O dinheiro estava vindo, e não havia do que reclamar. Contudo, na véspera da ida da ''ave mais inteligente da França'' ao programa de TV mais importante do país, o ''Abajour mon petit'', empresário e artista tiveram uma discussão:

'Louro quer biscoito?''
''Não''
''Uva-passa?''
''Não''
''Caviar?''
''Não''
''Escargot?''
''Não''
''Louro quer o que, então?''
''Quero meus royalties, pô!!!''

Luciano nunca havia pensado que seu papagaio desse algum valor para o dinheiro. Mas tudo bem, ele dependia da ave e não podia deixar que se rebelasse, então assinaram um contrato.

Serafim foi um estouro no ''Abajour'', assim como em todas as propagandas e os demais programas dos quais participou. Ambos homem e animal tornaram-se milionários.

Certo dia, porém, Serafim chamou seu dono para um conversa.

''Luciano, eu vou parar''
''O que?''
''Vou parar com essas coisas de tv, rádio, publicidade''
''Mas por que?''
''É melhor parar enquanto estou no auge, enquanto as pessoas se lembram de mim''
''Mas...você não pode, a gente tá ganhando dinheiro pra caramba!''
''Já ganhei o quanto eu queria, e você também não está mal de vida. Invista em outros talentos, ou poupe. Quero seguir um rumo diferente''

Luciano teve que aceitar, apesar da tristeza por estar perdendo um grande filão de ouro.

Serafim retirou-se para sua casa de campo em Montmartre, onde passou a dedicar-se à apicultura e à leitura, principalmente de Literatura, Filosofia e Política.

Luciano comprou um restaurante, e contratou vários marroquinos e turcos para tocá-lo, conseguindo certa prosperidade. Muitos anos depois,porém, estava assistindo TV quando reviu Serafim.

O papagaio estava em um programa de debates, demolindo a opinião de um renomado ornitólogo sobre a capacidade cognitiva das aves.

A presença de Serafim em programas de debates tornou-se uma constante, e ele deixou sem palavras teóricos de peso como Chomsky e Habermas. Mas depois dessa preparação, o papagaio largou também os debates, e passou a seguir o seu projeto maior: A luta pela igualdade entre homens e papagaios.

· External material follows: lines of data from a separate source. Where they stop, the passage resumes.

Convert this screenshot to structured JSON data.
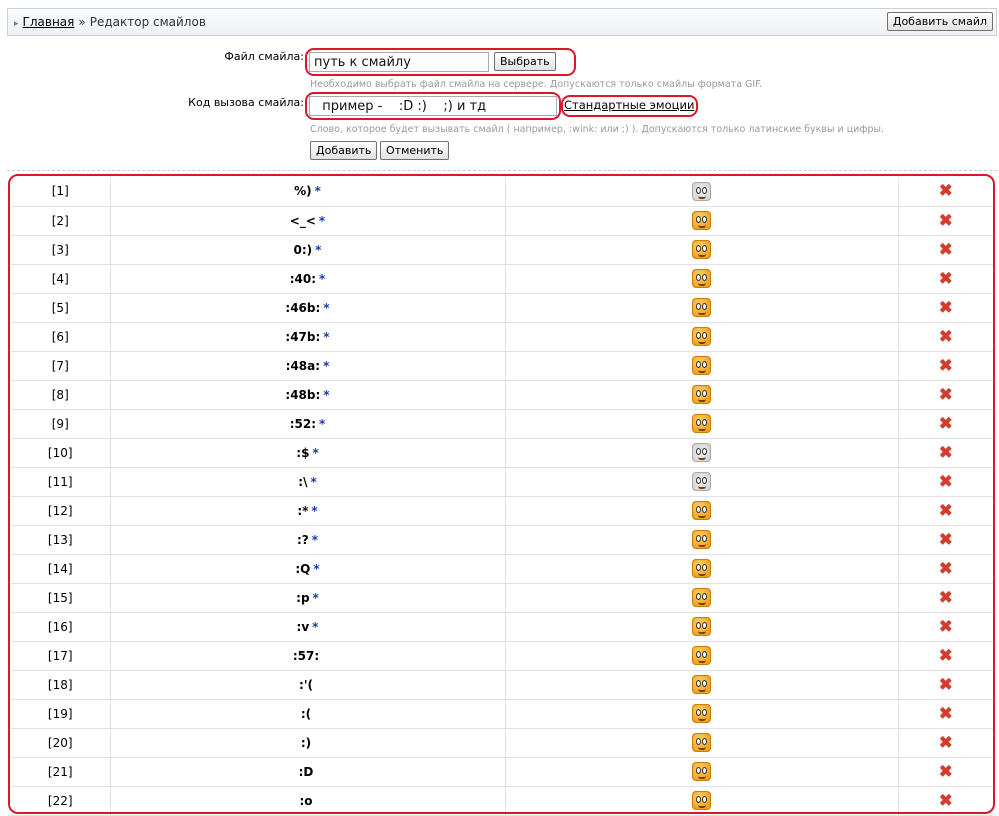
{
  "breadcrumb": {
    "home": "Главная",
    "separator": "»",
    "current": "Редактор смайлов"
  },
  "toolbar": {
    "add_smiley": "Добавить смайл"
  },
  "form": {
    "file_label": "Файл смайла:",
    "file_value": "путь к смайлу",
    "browse_button": "Выбрать",
    "file_hint": "Необходимо выбрать файл смайла на сервере. Допускаются только смайлы формата GIF.",
    "code_label": "Код вызова смайла:",
    "code_value": "  пример -    :D :)    ;) и тд",
    "standard_link": "Стандартные эмоции",
    "code_hint": "Слово, которое будет вызывать смайл ( например, :wink: или ;) ). Допускаются только латинские буквы и цифры.",
    "add_button": "Добавить",
    "cancel_button": "Отменить"
  },
  "accent_color": "#d9192a",
  "rows": [
    {
      "num": "[1]",
      "code": "%)",
      "star": "*",
      "icon": "thumbs-up-icon"
    },
    {
      "num": "[2]",
      "code": "<_<",
      "star": "*",
      "icon": "smiley-annoyed-icon"
    },
    {
      "num": "[3]",
      "code": "0:)",
      "star": "*",
      "icon": "smiley-angel-icon"
    },
    {
      "num": "[4]",
      "code": ":40:",
      "star": "*",
      "icon": "dollar-icon"
    },
    {
      "num": "[5]",
      "code": ":46b:",
      "star": "*",
      "icon": "smiley-icon"
    },
    {
      "num": "[6]",
      "code": ":47b:",
      "star": "*",
      "icon": "smiley-icon"
    },
    {
      "num": "[7]",
      "code": ":48a:",
      "star": "*",
      "icon": "smiley-icon"
    },
    {
      "num": "[8]",
      "code": ":48b:",
      "star": "*",
      "icon": "smiley-icon"
    },
    {
      "num": "[9]",
      "code": ":52:",
      "star": "*",
      "icon": "smiley-wink-icon"
    },
    {
      "num": "[10]",
      "code": ":$",
      "star": "*",
      "icon": "beer-icon"
    },
    {
      "num": "[11]",
      "code": ":\\",
      "star": "*",
      "icon": "thumbs-down-icon"
    },
    {
      "num": "[12]",
      "code": ":*",
      "star": "*",
      "icon": "smiley-kiss-icon"
    },
    {
      "num": "[13]",
      "code": ":?",
      "star": "*",
      "icon": "smiley-confused-icon"
    },
    {
      "num": "[14]",
      "code": ":Q",
      "star": "*",
      "icon": "smiley-icon"
    },
    {
      "num": "[15]",
      "code": ":p",
      "star": "*",
      "icon": "smiley-tongue-icon"
    },
    {
      "num": "[16]",
      "code": ":v",
      "star": "*",
      "icon": "smiley-icon"
    },
    {
      "num": "[17]",
      "code": ":57:",
      "star": "",
      "icon": "smiley-icon"
    },
    {
      "num": "[18]",
      "code": ":'(",
      "star": "",
      "icon": "smiley-cry-icon"
    },
    {
      "num": "[19]",
      "code": ":(",
      "star": "",
      "icon": "smiley-sad-icon"
    },
    {
      "num": "[20]",
      "code": ":)",
      "star": "",
      "icon": "smiley-happy-icon"
    },
    {
      "num": "[21]",
      "code": ":D",
      "star": "",
      "icon": "smiley-grin-icon"
    },
    {
      "num": "[22]",
      "code": ":o",
      "star": "",
      "icon": "smiley-shout-icon"
    }
  ]
}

Serafim realizou um discurso em Paris, e a ''Marcha dos 400 papagaios'' em Washington.

Seus projetos estavam indo de vento em popa, mas antes que pudessem alcançar a projeção desejada, Serafim foi morto com uma estilingada, por um moleque não identificado, em Nova York.

Dizem que foi a CIA que o matou, e há até um dossiê sobre isso.

Não irei entrar no mérito da questão, porém. Só a trajetória fascinante deste papagaio já é o suficiente.